Angefangen hatte alles damit, dass einer Streifenwagenbesatzung am 28. März vergangenen Jahres eine halbe Stunde nach Mitternacht in Asperg ein silberner Opel Vectra aufgefallen war, der deutlich zu schnell fuhr. Die Polizisten beschlossen, den Fahrer zu kontrollieren.

Der gab daraufhin erst richtig Gas, worauf die beiden Polizeibeamten – ein Mann und eine Frau – Blaulicht und Martinshorn einschalteten: Die rund 15-minütige Jagd begann, gefilmt von der Polizistin auf dem Beifahrersitz.
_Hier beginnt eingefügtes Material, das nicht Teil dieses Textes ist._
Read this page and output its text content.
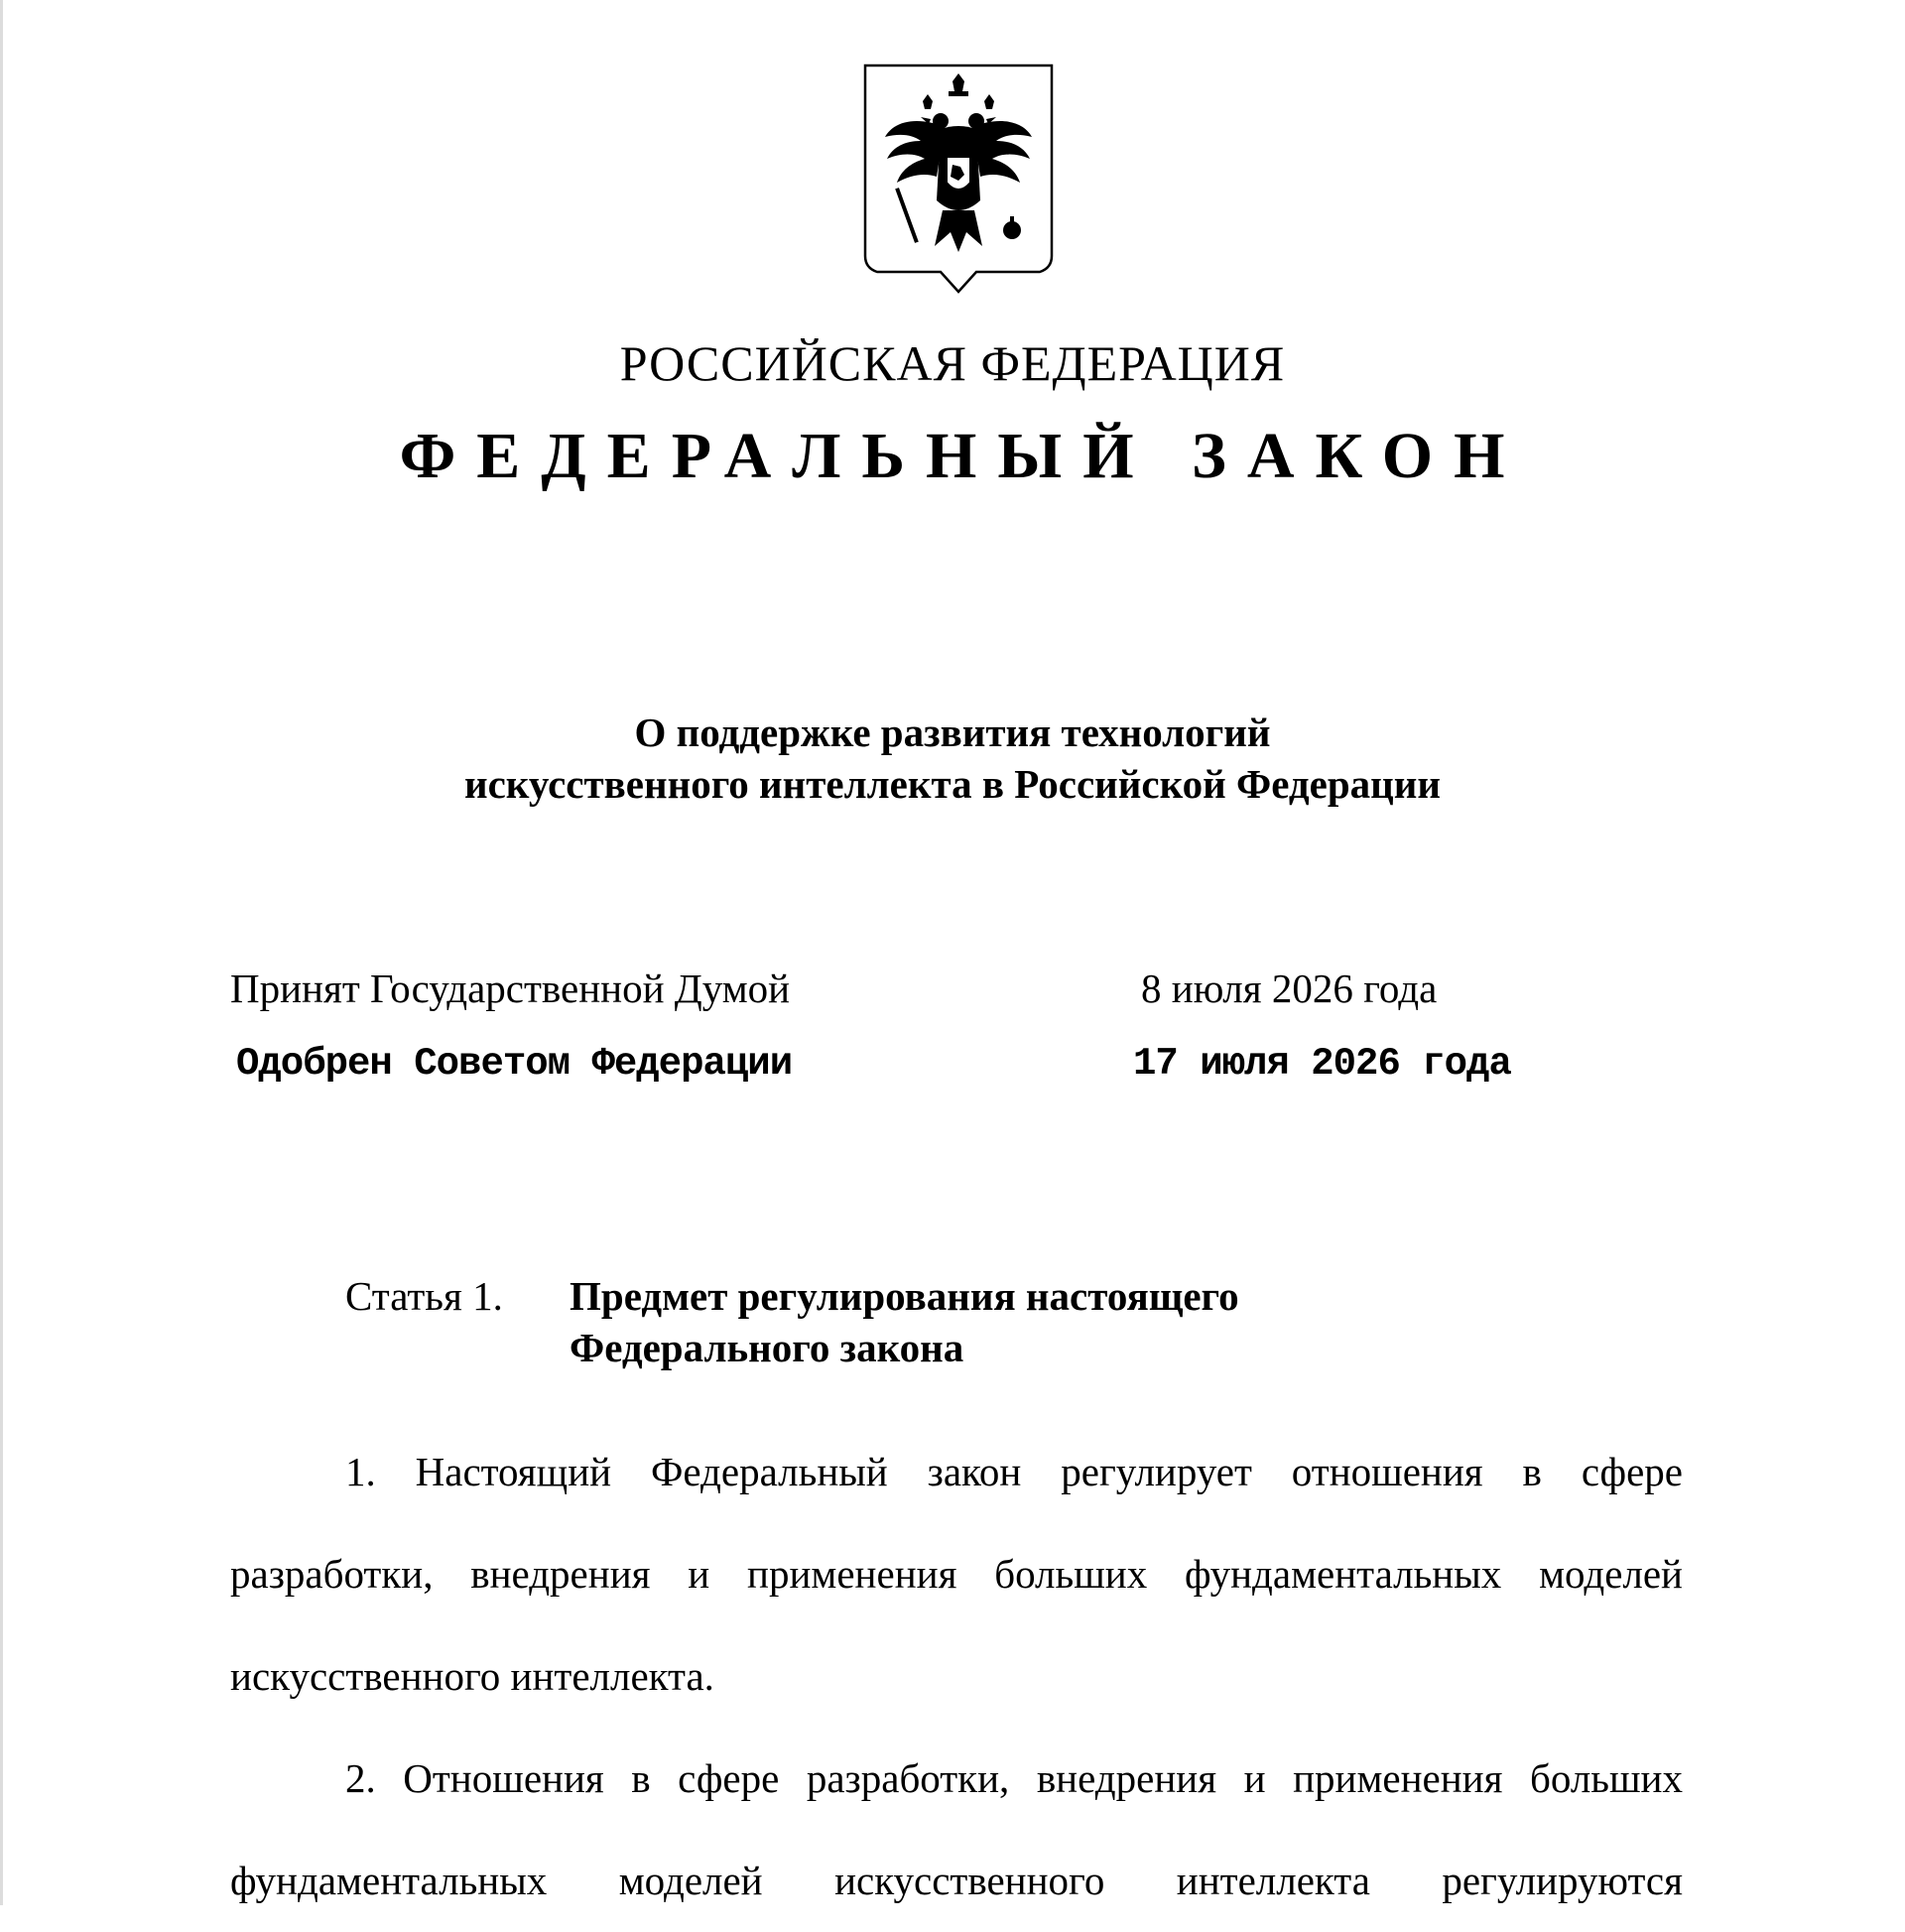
РОССИЙСКАЯ ФЕДЕРАЦИЯ
ФЕДЕРАЛЬНЫЙ ЗАКОН
О поддержке развития технологий
искусственного интеллекта в Российской Федерации
Принят Государственной Думой	8 июля 2026 года
Одобрен Советом Федерации	17 июля 2026 года
Статья 1. Предмет регулирования настоящего
Федерального закона
1. Настоящий Федеральный закон регулирует отношения в сфере
разработки, внедрения и применения больших фундаментальных моделей
искусственного интеллекта.
2. Отношения в сфере разработки, внедрения и применения больших
фундаментальных моделей искусственного интеллекта регулируются
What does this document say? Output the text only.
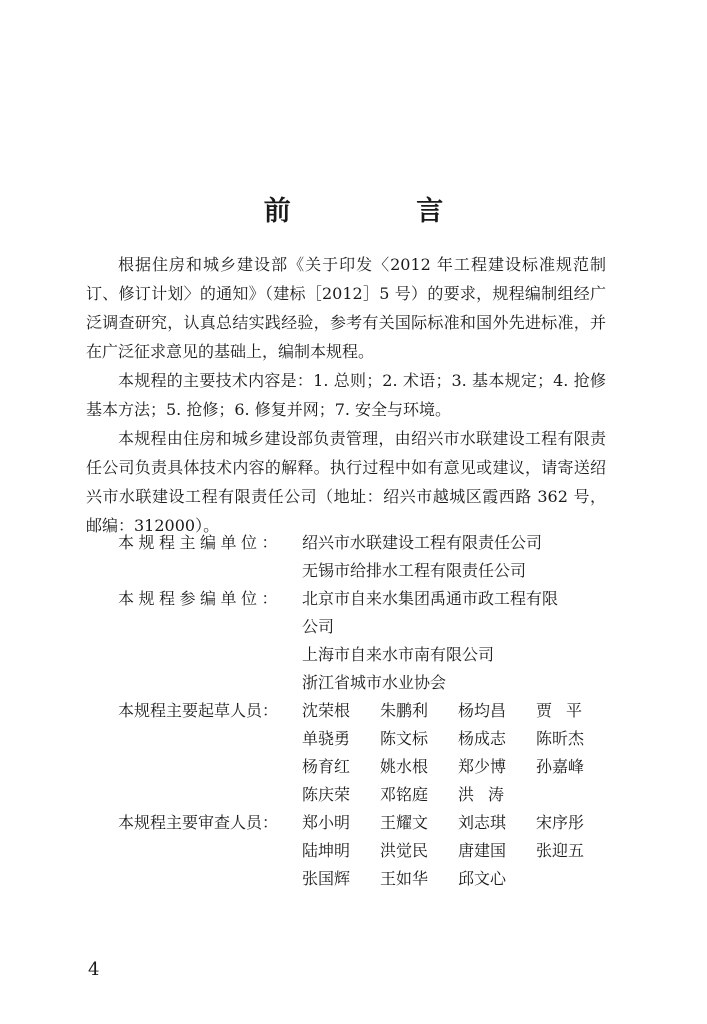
前 言

根据住房和城乡建设部《关于印发〈2012 年工程建设标准规范制订、修订计划〉的通知》（建标［2012］5 号）的要求，规程编制组经广泛调查研究，认真总结实践经验，参考有关国际标准和国外先进标准，并在广泛征求意见的基础上，编制本规程。

本规程的主要技术内容是：1. 总则；2. 术语；3. 基本规定；4. 抢修基本方法；5. 抢修；6. 修复并网；7. 安全与环境。

本规程由住房和城乡建设部负责管理，由绍兴市水联建设工程有限责任公司负责具体技术内容的解释。执行过程中如有意见或建议，请寄送绍兴市水联建设工程有限责任公司（地址：绍兴市越城区霞西路 362 号，邮编：312000）。

本规程主编单位：	绍兴市水联建设工程有限责任公司
无锡市给排水工程有限责任公司
本规程参编单位：	北京市自来水集团禹通市政工程有限
公司
上海市自来水市南有限公司
浙江省城市水业协会
本规程主要起草人员：	沈荣根	朱鹏利	杨均昌	贾平
单骁勇	陈文标	杨成志	陈昕杰
杨育红	姚水根	郑少博	孙嘉峰
陈庆荣	邓铭庭	洪涛
本规程主要审查人员：	郑小明	王耀文	刘志琪	宋序彤
陆坤明	洪觉民	唐建国	张迎五
张国辉	王如华	邱文心
4
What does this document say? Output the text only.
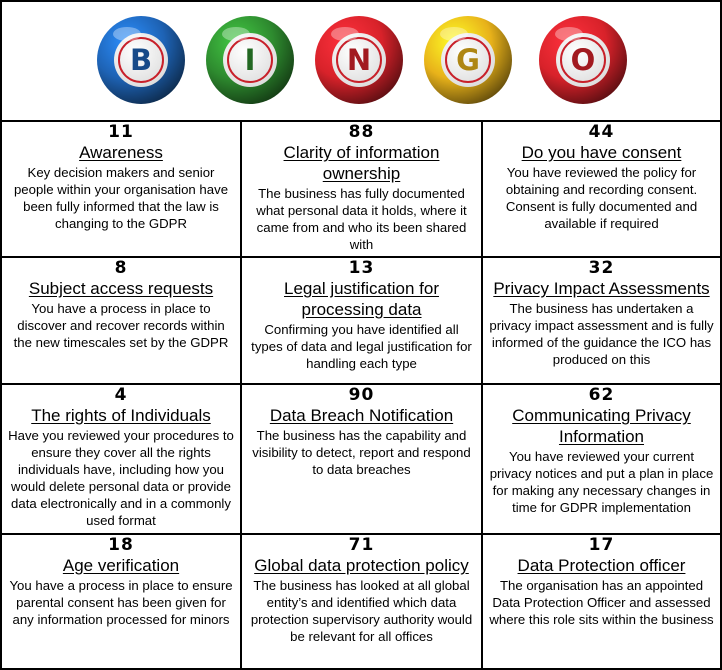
B	I	N	G	O
11
Awareness
Key decision makers and senior people within your organisation have been fully informed that the law is changing to the GDPR
88
Clarity of information ownership
The business has fully documented what personal data it holds, where it came from and who its been shared with
44
Do you have consent
You have reviewed the policy for obtaining and recording consent. Consent is fully documented and available if required
8
Subject access requests
You have a process in place to discover and recover records within the new timescales set by the GDPR
13
Legal justification for processing data
Confirming you have identified all types of data and legal justification for handling each type
32
Privacy Impact Assessments
The business has undertaken a privacy impact assessment and is fully informed of the guidance the ICO has produced on this
4
The rights of Individuals
Have you reviewed your procedures to ensure they cover all the rights individuals have, including how you would delete personal data or provide data electronically and in a commonly used format
90
Data Breach Notification
The business has the capability and visibility to detect, report and respond to data breaches
62
Communicating Privacy Information
You have reviewed your current privacy notices and put a plan in place for making any necessary changes in time for GDPR implementation
18
Age verification
You have a process in place to ensure parental consent has been given for any information processed for minors
71
Global data protection policy
The business has looked at all global entity’s and identified which data protection supervisory authority would be relevant for all offices
17
Data Protection officer
The organisation has an appointed Data Protection Officer and assessed where this role sits within the business
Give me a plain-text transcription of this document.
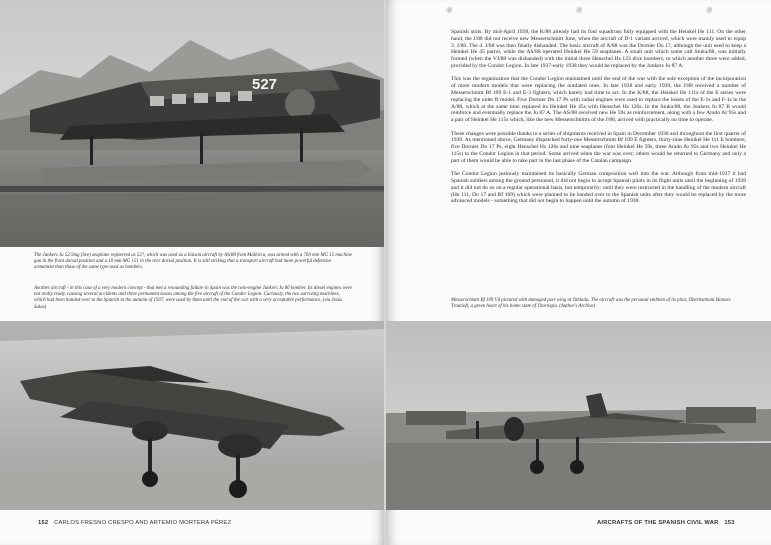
527
The Junkers Ju 52/3mg (See) seaplane registered as 52?, which was used as a liaison aircraft by AS/88 from Mallorca, was armed with a 760 mm MG 15 machine gun in the front dorsal position and a 10 mm MG 151 in the rear dorsal position. It is still striking that a transport aircraft had more powerful defensive armament than those of the same type used as bombers.
Another aircraft - in this case of a very modern concept - that met a resounding failure in Spain was the twin-engine Junkers Ju 86 bomber. Its diesel engines were not really ready, causing several accidents and three permanent losses among the five aircraft of the Condor Legion. Curiously, the two surviving machines, which had been handed over to the Spanish in the autumn of 1937, were used by them until the end of the war with a very acceptable performance. (via Jesús Salas)
152 CARLOS FRESNO CRESPO AND ARTEMIO MORTERA PÉREZ

Spanish units. By mid-April 1938, the K/88 already had its four squadrons fully equipped with the Heinkel He 111. On the other hand, the J/88 did not receive new Messerschmitt June, when the aircraft of D-1 variant arrived, which were mainly used to equip 3. J/88. The 4. J/88 was then finally disbanded. The basic aircraft of A/88 was the Dornier Do 17, although the unit used to keep a Heinkel He 45 patrol, while the AS/88 operated Heinkel He 59 seaplanes. A small unit which some call Stuka/88, was initially formed (when the VJ/88 was disbanded) with the initial three Henschel Hs 123 dive bombers, to which another three were added, provided by the Condor Legion. In late 1937-early 1938 they would be replaced by the Junkers Ju 87 A.

This was the organization that the Condor Legion maintained until the end of the war with the sole exception of the incorporation of more modern models that were replacing the outdated ones. In late 1938 and early 1939, the J/88 received a number of Messerschmitt Bf 109 E-1 and E-3 fighters, which barely had time to act. In the K/88, the Heinkel He 111s of the E series were replacing the older B model, Five Dornier Do 17 Ps with radial engines were used to replace the losses of the E-1s and F-1s in the A/88, which at the same time replaced its Heinkel He 45s with Henschel Hs 126s. In the Stuka/88, the Junkers Ju 87 B would reinforce and eventually replace the Ju 87 A. The AS/88 received new He 59s as reinforcement, along with a few Arado Ar 95s and a pair of Heinkel He 115s which, like the new Messerschmitts of the J/88, arrived with practically no time to operate.

These changes were possible thanks to a series of shipments received in Spain in December 1938 and throughout the first quarter of 1939. As mentioned above, Germany dispatched forty-one Messerschmitt Bf 109 E fighters, thirty-nine Heinkel He 111 E bombers, five Dornier Do 17 Ps, eight Henschel Hs 126s and nine seaplanes (four Heinkel He 59s, three Arado Ar 95s and two Heinkel He 115s) to the Condor Legion in that period. Some arrived when the war was over; others would be returned to Germany and only a part of them would be able to take part in the last phase of the Catalan campaign.

The Condor Legion jealously maintained its basically German composition well into the war. Although from mid-1937 it had Spanish soldiers among the ground personnel, it did not begin to accept Spanish pilots in its flight units until the beginning of 1938 and it did not do so on a regular operational basis, but temporarily: until they were instructed in the handling of the modern aircraft (He 111, Do 17 and Bf 109) which were planned to be handed over to the Spanish units after they would be replaced by the more advanced models - something that did not begin to happen until the autumn of 1938.

Messerschmitt Bf 109 V4 pictured with damaged port wing at Tablada. The aircraft was the personal emblem of its pilot, Oberleutnant Hannes Trautloft, a green heart of his home state of Thuringia. (Author's Archive)
AIRCRAFTS OF THE SPANISH CIVIL WAR 153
Der Opel beschleunigte, bog in verschiedene Seitenstraßen ab, brauste mit 110 Stundenkilometern durch eine 30er-Zone, fuhr entgegen der Fahrtrichtung durch eine Einbahnstraße und rammte einen geparkten Transporter.

Der Polizist holt aus seiner E-Klasse alles heraus

„Ich dachte, jetzt ist es vorbei, jetzt steigt er aus“, sagte der Polizist, der bisher aus seiner E-Klasse alles herausgeholt hatte, um folgen zu können, als Zeuge vor Gericht. Aber nein: Die Fahrt durch ganz Asperg ging weiter, nun mit ausgeschaltetem Licht und querfeldein über staubige Äcker Richtung Markgröningen. Zweimal rammte der silberne Opel das Polizeifahrzeug, einmal mit Vollgas im Rückwärtsgang – wobei der Polizist leicht verletzt wurde („ich hatte zwei Tage Kopfschmerzen“). Zwischendurch verlor das Polizeifahrzeug den Opel aus den Augen, spürte ihn in einem Wohngebiet wieder auf und die Fahrt ging weiter, mit Spitzengeschwindigkeiten von 160 Stundenkilometern. Ein Poller stoppte das Auto schließlich, hundert Meter weiter nahmen Polizeibeamten den Flüchtigen fest.

„Sie haben mehr Glück als Verstand gehabt“, sagte die Richterin, „wenn Sie das Steuer verrissen hätten, hätte jemand tot sein können.“ Und das alles, um zu vertuschen, dass er ohne Führerschein unterwegs war – allerdings nicht zum ersten mal. Mehrfach war der junge Mann bereits wegen Fahrens ohne Führerschein vor Gericht gestanden, mal war er auf einem Moped gesessen, mal in einem geliehenen Auto. Er habe wohl „ziemlich Mist gebaut“ soll er einem Kollegen nach der nächtlichen Verfolgungsjagd anvertraut haben. Sein Verteidiger hielt maximal ein Jahr Freiheitsstrafe auf Bewährung für angemessen. Dem folgte das Gericht, legte aber noch eine Geldstrafe von 2400 Euro an die Verkehrswacht obendrauf.